Mom has moved to an apartment, and manged to sell the house. We loaded two rented trucks, and various cars. Then we took things to a megachurch secondhand store, and the dump. Well, the dump was closed. We’d never heard of a dump closed on Thanksgiving, so rather than put the garbage on top of another pile of garbage at the bottom of a fifteen-foot cliff, and risk blind justice and twenty-seven color glossy photos with circles and arrows and a paragraph on the back of each one, and all the rest, we went down the alleys, distributing the garbage in the dumpsters behind student apartments. Payback is sweet. And the students were out of town, at their own Thanksgivings.

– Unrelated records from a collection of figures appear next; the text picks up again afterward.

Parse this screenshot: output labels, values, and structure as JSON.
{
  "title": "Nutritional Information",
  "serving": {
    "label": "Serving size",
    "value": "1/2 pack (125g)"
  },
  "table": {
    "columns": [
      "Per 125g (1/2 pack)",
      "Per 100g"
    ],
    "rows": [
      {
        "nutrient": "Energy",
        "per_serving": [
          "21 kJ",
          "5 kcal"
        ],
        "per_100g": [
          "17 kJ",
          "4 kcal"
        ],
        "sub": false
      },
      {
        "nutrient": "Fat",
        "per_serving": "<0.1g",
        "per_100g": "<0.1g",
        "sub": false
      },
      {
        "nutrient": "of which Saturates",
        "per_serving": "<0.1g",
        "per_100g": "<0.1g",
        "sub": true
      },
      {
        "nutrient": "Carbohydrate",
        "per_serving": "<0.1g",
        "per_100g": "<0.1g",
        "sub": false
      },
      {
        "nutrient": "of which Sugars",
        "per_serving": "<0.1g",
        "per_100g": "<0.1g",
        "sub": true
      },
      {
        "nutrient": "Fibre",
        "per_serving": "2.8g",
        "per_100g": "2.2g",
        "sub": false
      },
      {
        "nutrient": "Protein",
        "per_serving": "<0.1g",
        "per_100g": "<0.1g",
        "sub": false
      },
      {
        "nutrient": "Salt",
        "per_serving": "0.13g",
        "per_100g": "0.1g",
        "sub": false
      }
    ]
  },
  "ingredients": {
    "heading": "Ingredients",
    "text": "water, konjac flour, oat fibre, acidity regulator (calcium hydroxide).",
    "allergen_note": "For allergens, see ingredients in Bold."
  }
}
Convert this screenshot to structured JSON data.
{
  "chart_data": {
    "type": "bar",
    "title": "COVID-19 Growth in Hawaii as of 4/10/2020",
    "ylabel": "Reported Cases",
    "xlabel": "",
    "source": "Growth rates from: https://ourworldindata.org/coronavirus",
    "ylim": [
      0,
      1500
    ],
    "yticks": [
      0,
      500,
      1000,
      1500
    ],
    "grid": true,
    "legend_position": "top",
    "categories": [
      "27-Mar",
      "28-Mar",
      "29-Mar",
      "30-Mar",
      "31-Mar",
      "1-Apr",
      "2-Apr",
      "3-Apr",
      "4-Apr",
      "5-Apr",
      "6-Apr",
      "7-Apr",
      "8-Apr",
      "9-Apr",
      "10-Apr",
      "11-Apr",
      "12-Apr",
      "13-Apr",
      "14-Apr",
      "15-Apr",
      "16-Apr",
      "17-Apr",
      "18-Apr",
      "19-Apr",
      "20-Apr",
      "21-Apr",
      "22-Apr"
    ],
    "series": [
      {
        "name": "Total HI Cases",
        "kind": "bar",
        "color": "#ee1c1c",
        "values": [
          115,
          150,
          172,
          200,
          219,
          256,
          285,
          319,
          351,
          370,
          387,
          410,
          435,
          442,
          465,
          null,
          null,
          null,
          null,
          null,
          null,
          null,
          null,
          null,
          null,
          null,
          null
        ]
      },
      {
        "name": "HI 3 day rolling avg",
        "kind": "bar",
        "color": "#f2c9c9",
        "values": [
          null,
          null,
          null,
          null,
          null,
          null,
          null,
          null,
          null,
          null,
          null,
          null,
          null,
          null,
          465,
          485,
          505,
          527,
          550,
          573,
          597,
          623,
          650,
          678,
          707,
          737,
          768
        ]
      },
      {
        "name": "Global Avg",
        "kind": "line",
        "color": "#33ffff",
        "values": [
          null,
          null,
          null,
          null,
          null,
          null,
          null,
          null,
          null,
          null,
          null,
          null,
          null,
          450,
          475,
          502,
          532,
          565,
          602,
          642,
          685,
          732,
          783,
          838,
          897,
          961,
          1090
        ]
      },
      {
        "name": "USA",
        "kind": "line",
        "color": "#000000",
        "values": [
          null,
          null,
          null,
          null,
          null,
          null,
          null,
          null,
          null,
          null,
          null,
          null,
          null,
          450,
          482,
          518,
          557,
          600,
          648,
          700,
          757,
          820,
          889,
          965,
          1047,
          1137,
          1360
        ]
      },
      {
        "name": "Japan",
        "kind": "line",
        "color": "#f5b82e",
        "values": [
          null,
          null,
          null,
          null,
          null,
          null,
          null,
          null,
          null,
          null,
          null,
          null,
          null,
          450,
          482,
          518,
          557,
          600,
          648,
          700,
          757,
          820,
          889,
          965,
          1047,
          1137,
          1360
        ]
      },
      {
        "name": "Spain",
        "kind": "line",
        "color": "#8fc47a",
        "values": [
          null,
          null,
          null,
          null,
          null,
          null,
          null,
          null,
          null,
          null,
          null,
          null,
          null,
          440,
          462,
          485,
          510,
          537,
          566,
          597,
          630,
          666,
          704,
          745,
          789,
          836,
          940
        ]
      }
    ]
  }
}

I got some of my dad's jazz records, a copy of Catch-22 that he had stuffed with newspaper clippings, a bunch of lamps that I didn’t want, and a fairly new leather sofa. I also brought back a desk that my Aunt Elizabeth had bequeathed me. It was locally made, around 1920, from a cherry tree that grew at the family woods.
I took the pictures in Macomb, or on the way back. There still are profitable, local businesses in Macomb, but the damage done by chains and franchises, concentrated wealth, offshoring, and military extravagance are evident. If you go one county seat west, every last one of the buildings facing that courthouse is empty. A few years past-peak, and Macomb will look the same. All those buildings -- plumbed heated and wired -- all those unemployed people and people toiling to burn oil and make somebody else rich. What a waste.